For this, I will simply share the code and results; which again is on my github here. This implementation was done using sklearn.


1. import numpy as np, math, pandas as pd
3. from sklearn.datasets import load_boston
4. from sklearn.metrics import r2_score
5. from sklearn.linear_model import LinearRegression
6. from sklearn.model_selection import train_test_split
7. 
8.  boston = load_boston()
9. boston_dataset = pd.DataFrame(boston.data, columns=boston.feature_names)
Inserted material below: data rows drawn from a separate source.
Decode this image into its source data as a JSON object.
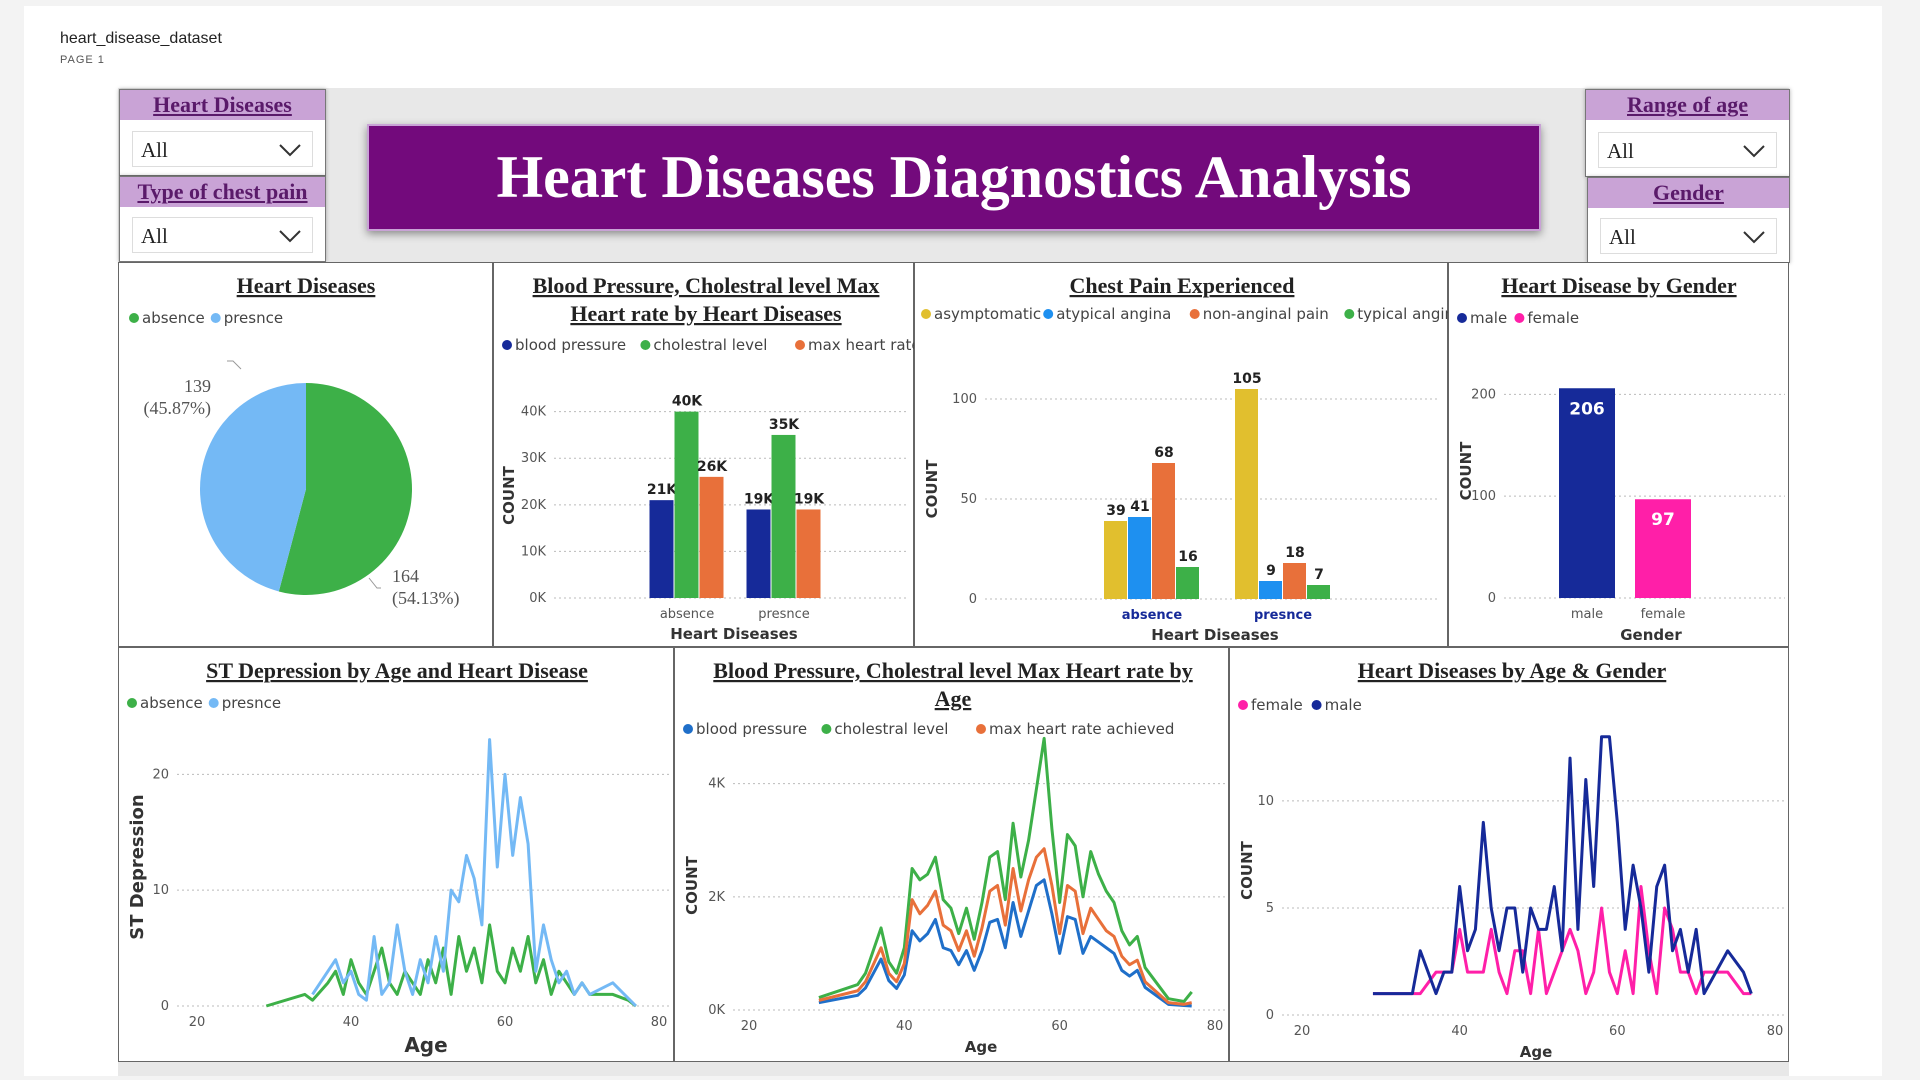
{
  "report": {
    "title": "heart_disease_dataset",
    "page": "PAGE 1"
  },
  "banner": "Heart Diseases Diagnostics Analysis",
  "slicers": {
    "heart_diseases": {
      "label": "Heart Diseases",
      "value": "All"
    },
    "chest_pain": {
      "label": "Type of chest pain",
      "value": "All"
    },
    "age_range": {
      "label": "Range of age",
      "value": "All"
    },
    "gender": {
      "label": "Gender",
      "value": "All"
    }
  },
  "colors": {
    "absence": "#3db048",
    "presnce": "#74b9f5",
    "bp": "#162a99",
    "chol": "#3db048",
    "mhr": "#e8703a",
    "asym": "#e1bf2e",
    "atyp": "#1e90f0",
    "nonang": "#e8703a",
    "typ": "#3db048",
    "male": "#162a99",
    "female": "#ff1fa8",
    "line_blue": "#1f6fc9"
  },
  "chart_data": [
    {
      "id": "pie",
      "type": "pie",
      "title": "Heart Diseases",
      "legend": [
        "absence",
        "presnce"
      ],
      "slices": [
        {
          "name": "absence",
          "value": 164,
          "label": "164",
          "pct": "(54.13%)"
        },
        {
          "name": "presnce",
          "value": 139,
          "label": "139",
          "pct": "(45.87%)"
        }
      ]
    },
    {
      "id": "bp_bar",
      "type": "bar",
      "title": [
        "Blood Pressure, Cholestral level Max",
        "Heart rate by Heart  Diseases"
      ],
      "legend": [
        "blood pressure",
        "cholestral level",
        "max heart rate a..."
      ],
      "categories": [
        "absence",
        "presnce"
      ],
      "series": [
        {
          "name": "blood pressure",
          "values": [
            21000,
            19000
          ],
          "labels": [
            "21K",
            "19K"
          ]
        },
        {
          "name": "cholestral level",
          "values": [
            40000,
            35000
          ],
          "labels": [
            "40K",
            "35K"
          ]
        },
        {
          "name": "max heart rate a...",
          "values": [
            26000,
            19000
          ],
          "labels": [
            "26K",
            "19K"
          ]
        }
      ],
      "xlabel": "Heart Diseases",
      "ylabel": "COUNT",
      "yticks": [
        "0K",
        "10K",
        "20K",
        "30K",
        "40K"
      ],
      "ylim": [
        0,
        44000
      ]
    },
    {
      "id": "chest_bar",
      "type": "bar",
      "title": "Chest Pain Experienced",
      "legend": [
        "asymptomatic",
        "atypical angina",
        "non-anginal pain",
        "typical angina"
      ],
      "categories": [
        "absence",
        "presnce"
      ],
      "series": [
        {
          "name": "asymptomatic",
          "values": [
            39,
            105
          ]
        },
        {
          "name": "atypical angina",
          "values": [
            41,
            9
          ]
        },
        {
          "name": "non-anginal pain",
          "values": [
            68,
            18
          ]
        },
        {
          "name": "typical angina",
          "values": [
            16,
            7
          ]
        }
      ],
      "xlabel": "Heart Diseases",
      "ylabel": "COUNT",
      "yticks": [
        "0",
        "50",
        "100"
      ],
      "ylim": [
        0,
        110
      ]
    },
    {
      "id": "gender_bar",
      "type": "bar",
      "title": "Heart Disease by Gender",
      "legend": [
        "male",
        "female"
      ],
      "categories": [
        "male",
        "female"
      ],
      "values": [
        206,
        97
      ],
      "xlabel": "Gender",
      "ylabel": "COUNT",
      "yticks": [
        "0",
        "100",
        "200"
      ],
      "ylim": [
        0,
        220
      ]
    },
    {
      "id": "st_line",
      "type": "line",
      "title": "ST Depression by Age and Heart  Disease",
      "legend": [
        "absence",
        "presnce"
      ],
      "xlabel": "Age",
      "ylabel": "ST Depression",
      "xticks": [
        "20",
        "40",
        "60",
        "80"
      ],
      "xlim": [
        20,
        80
      ],
      "yticks": [
        "0",
        "10",
        "20"
      ],
      "ylim": [
        0,
        24
      ],
      "series": [
        {
          "name": "absence",
          "x": [
            29,
            34,
            35,
            37,
            38,
            39,
            40,
            41,
            42,
            43,
            44,
            45,
            46,
            47,
            48,
            49,
            50,
            51,
            52,
            53,
            54,
            55,
            56,
            57,
            58,
            59,
            60,
            61,
            62,
            63,
            64,
            65,
            66,
            67,
            68,
            69,
            70,
            71,
            74,
            76,
            77
          ],
          "y": [
            0,
            1,
            0.5,
            2,
            3,
            1,
            4,
            2,
            1,
            3,
            5,
            2,
            1,
            3,
            2,
            1,
            4,
            2,
            5,
            1,
            6,
            3,
            5,
            2,
            7,
            3,
            2,
            5,
            3,
            6,
            2,
            4,
            1,
            3,
            2,
            1,
            2,
            1,
            1,
            0.5,
            0
          ]
        },
        {
          "name": "presnce",
          "x": [
            35,
            38,
            39,
            40,
            41,
            42,
            43,
            44,
            45,
            46,
            47,
            48,
            49,
            50,
            51,
            52,
            53,
            54,
            55,
            56,
            57,
            58,
            59,
            60,
            61,
            62,
            63,
            64,
            65,
            66,
            67,
            68,
            69,
            70,
            71,
            74,
            77
          ],
          "y": [
            1,
            4,
            2,
            3,
            1,
            0.5,
            6,
            1,
            2,
            7,
            3,
            1,
            4,
            2,
            6,
            3,
            10,
            9,
            13,
            11,
            7,
            23,
            12,
            20,
            13,
            18,
            14,
            3,
            7,
            4,
            2,
            3,
            1,
            2,
            1,
            2,
            0
          ]
        }
      ]
    },
    {
      "id": "age_line",
      "type": "line",
      "title": [
        "Blood Pressure, Cholestral level Max Heart rate by",
        "Age"
      ],
      "legend": [
        "blood pressure",
        "cholestral level",
        "max heart rate achieved"
      ],
      "xlabel": "Age",
      "ylabel": "COUNT",
      "xticks": [
        "20",
        "40",
        "60",
        "80"
      ],
      "xlim": [
        20,
        80
      ],
      "yticks": [
        "0K",
        "2K",
        "4K"
      ],
      "ylim": [
        0,
        4400
      ],
      "x": [
        29,
        34,
        35,
        37,
        38,
        39,
        40,
        41,
        42,
        43,
        44,
        45,
        46,
        47,
        48,
        49,
        50,
        51,
        52,
        53,
        54,
        55,
        56,
        57,
        58,
        59,
        60,
        61,
        62,
        63,
        64,
        65,
        66,
        67,
        68,
        69,
        70,
        71,
        74,
        76,
        77
      ],
      "series": [
        {
          "name": "blood pressure",
          "y": [
            130,
            260,
            390,
            900,
            520,
            380,
            620,
            1400,
            1220,
            1350,
            1600,
            1100,
            1050,
            800,
            1050,
            700,
            1050,
            1550,
            1600,
            1100,
            1900,
            1300,
            1750,
            2200,
            2300,
            1700,
            1000,
            1650,
            1600,
            1000,
            1300,
            1200,
            1100,
            1000,
            700,
            600,
            700,
            400,
            100,
            80,
            70
          ]
        },
        {
          "name": "cholestral level",
          "y": [
            220,
            450,
            650,
            1450,
            850,
            650,
            1100,
            2500,
            2300,
            2400,
            2700,
            1950,
            1800,
            1350,
            1800,
            1250,
            1900,
            2700,
            2800,
            1950,
            3300,
            2350,
            3000,
            3900,
            4800,
            3200,
            1900,
            3100,
            2900,
            2000,
            2800,
            2400,
            2100,
            1900,
            1400,
            1150,
            1300,
            750,
            200,
            150,
            320
          ]
        },
        {
          "name": "max heart rate achieved",
          "y": [
            170,
            340,
            500,
            1100,
            650,
            500,
            820,
            1950,
            1700,
            1850,
            2100,
            1500,
            1400,
            1050,
            1400,
            950,
            1450,
            2100,
            2200,
            1500,
            2500,
            1750,
            2300,
            2700,
            2850,
            2200,
            1350,
            2200,
            2100,
            1350,
            1800,
            1600,
            1400,
            1300,
            950,
            800,
            880,
            500,
            130,
            100,
            130
          ]
        }
      ]
    },
    {
      "id": "agegender_line",
      "type": "line",
      "title": "Heart Diseases by Age & Gender",
      "legend": [
        "female",
        "male"
      ],
      "xlabel": "Age",
      "ylabel": "COUNT",
      "xticks": [
        "20",
        "40",
        "60",
        "80"
      ],
      "xlim": [
        20,
        80
      ],
      "yticks": [
        "0",
        "5",
        "10"
      ],
      "ylim": [
        0,
        13.5
      ],
      "series": [
        {
          "name": "female",
          "x": [
            29,
            34,
            35,
            37,
            38,
            39,
            40,
            41,
            42,
            43,
            44,
            45,
            46,
            47,
            48,
            49,
            50,
            51,
            52,
            53,
            54,
            55,
            56,
            57,
            58,
            59,
            60,
            61,
            62,
            63,
            64,
            65,
            66,
            67,
            68,
            69,
            70,
            71,
            74,
            76,
            77
          ],
          "y": [
            1,
            1,
            1,
            2,
            2,
            2,
            4,
            2,
            2,
            2,
            4,
            2,
            1,
            3,
            3,
            1,
            4,
            1,
            2,
            3,
            4,
            3,
            1,
            2,
            5,
            2,
            1,
            3,
            1,
            6,
            3,
            1,
            5,
            4,
            2,
            2,
            1,
            2,
            2,
            1,
            1
          ]
        },
        {
          "name": "male",
          "x": [
            29,
            34,
            35,
            37,
            38,
            39,
            40,
            41,
            42,
            43,
            44,
            45,
            46,
            47,
            48,
            49,
            50,
            51,
            52,
            53,
            54,
            55,
            56,
            57,
            58,
            59,
            60,
            61,
            62,
            63,
            64,
            65,
            66,
            67,
            68,
            69,
            70,
            71,
            74,
            76,
            77
          ],
          "y": [
            1,
            1,
            3,
            1,
            2,
            2,
            6,
            3,
            4,
            9,
            5,
            3,
            5,
            5,
            2,
            5,
            4,
            4,
            6,
            3,
            12,
            4,
            11,
            6,
            13,
            13,
            9,
            4,
            7,
            5,
            2,
            6,
            7,
            3,
            4,
            2,
            4,
            1,
            3,
            2,
            1
          ]
        }
      ]
    }
  ]
}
10. boston_dataset['MEDV'] =  boston.target
11. 
12. y = boston_dataset.MEDV
13. X  = boston_dataset.drop(['MEDV'], axis=1)
14. 
15. # y = boston.target
16. 
17. X_train, X_test, y_train, y_test = train_test_split(X, y, test_size=0.33, random_state=42)
18. 
19. reg = LinearRegression().fit(X_train, y_train)
20. print(reg.score(X_test, y_test))

The above plot shows the difference between the actual value of the houses versus the prediction using sklearn.